SAN ANTONIO — This is how he’s wired.

Always has been, always will be.

As Derrick White sauntered up to the podium after a 118-108 Spurs win, wearing a “Good Vibes Only” T-shirt and his trademark aww-shucks shrug, the banner behind him made it seem like a big deal: “NBA PLAYOFFS.” For White, it might as well have been the Parker Rec Center, the gymnasium at UCCS, any court anywhere that somebody, anybody, ticked him off. Metro State-Denver found out. Arizona found out.

In this series it’s been the Nuggets and Jamal Murray who poked the bear. On a night when White manhandled the Nuggets with 36 points and the AT&T Center chanted “M-V-P! M-V-P!” in his direction, White’s greatest strength was on full display: a memory that never forgets.

“Derrick White came out like he hadn’t eaten in two days,” Nuggets coach Michael Malone said.

One question: Would Derrick prefer a side of Tex-Mex salsa with his order of Jamal Murray?

White is dominating his hometown team in the NBA playoffs. His show on Thursday has the Spurs up 2-1 in the series with Game 4 here Saturday. With parents Richard and Colleen among the giddy crowd of 18,354, White one-upped Murray’s pretzel from Game 2.
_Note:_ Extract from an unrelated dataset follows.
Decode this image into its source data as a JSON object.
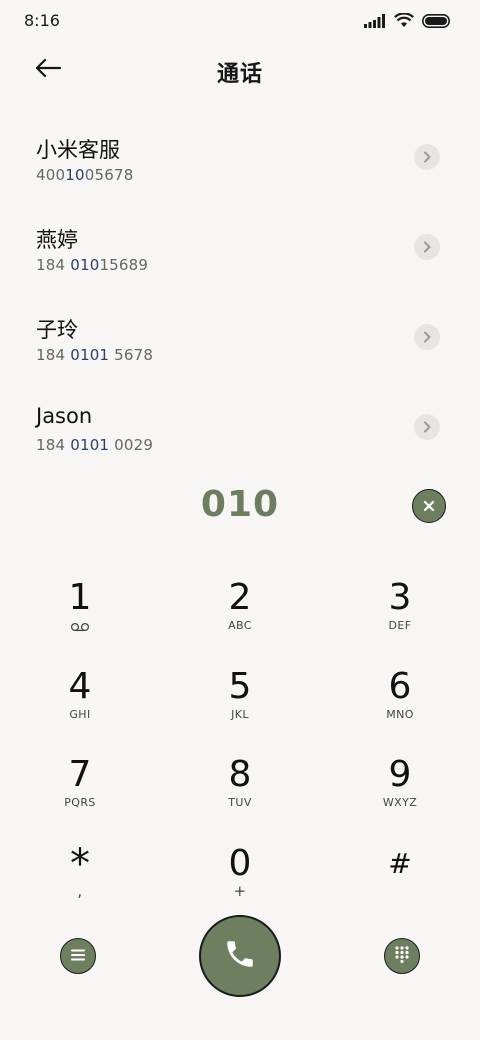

White snacked on the Nuggets.

“I think I just had a chip on my shoulder,” White said after making 15 of 21 shots. “(That's) just the way I've played since I was young.”

What was his motivation this time around? Take your pick. It’s a buffet of options. White's foil in this series — if Murray deserves that designation — was a top-10 draft pick from the mighty University of Kentucky. White had to mail out highlight DVDs simply to score a scholarship to UCCS. Then there’s the fact the Nuggets passed on White in the NBA draft to take ... Tyler Lydon.

But the biggest reason everybody who knows White saw Game 3 coming was what happened at the end of Game 2. Murray had 21 points in the fourth quarter to lead the Nuggets to a win.

Bad move. White responded with a career-high 26 points — in the first half. Every time he has been questioned along the road less traveled, White flushes out the proper response: Cool, then I’ll prove it. Again.

“That was a hell of a performance for a young player,” Malone said.

Seeing White flourish on this stage makes a postgame press conference with Gregg Popovich a little more fun. When I asked Popovich for his impression of the D-White show, I got Pop’ed.

“Do I have to answer that? You were at the game, right?”

Yep.

“He was obviously spectacular at both ends of the floor.”

And it’s been that way for three games in White’s first playoff series. He’s averaged 23 points while making 68.3 percent of his shots. Aside from one quarter in Game 2, Murray has been reduced to a practice pylon for White. 

“We couldn’t stop him,” Malone said.

As soon as the Nuggets are done kissing San Antonio’s five championship rings, perhaps they can be bothered to make this a series. The No. 2 seed has been outplayed, outsmarted, out-everything’ed by the No. 7 seed. Other than Nikola Jokic, the starters have failed to show up.

Everything’s bigger in Texas, including the traveling party that came with the Nuggets to south Texas. Families, wives, girlfriends. And they’ve performed like these playoffs are a vacation. And it’s the Colorado kid giving them the business.

Make it 14 straight for the Spurs against the Nuggets, who haven’t been able to win here in seven years.

“I think in (the) playoffs every game is a must-win game,” said Nikola Jokic, who had 22 points, eight rebounds and seven assists.

This is White’s M.O. It has been for a decade. He finds a source of motivation and attacks it like his scholarship or NBA paycheck depends on his counterpunch. After MSU-Denver declined to offer him a scholarship, he put 37 points on 'em in the RMAC title game. After Arizona held him to seven points, White returned with 31 the next time around. Here’s a personal favorite: when eventual No. 1 pick Markelle Fultz dodged White and sat out a matchup in Boulder, White was furious as he strolled into the layup line at Coors Events Center.

The crossover's nice. His jumper's smoother than it was. But White's strength, above all else? A memory that never forgets.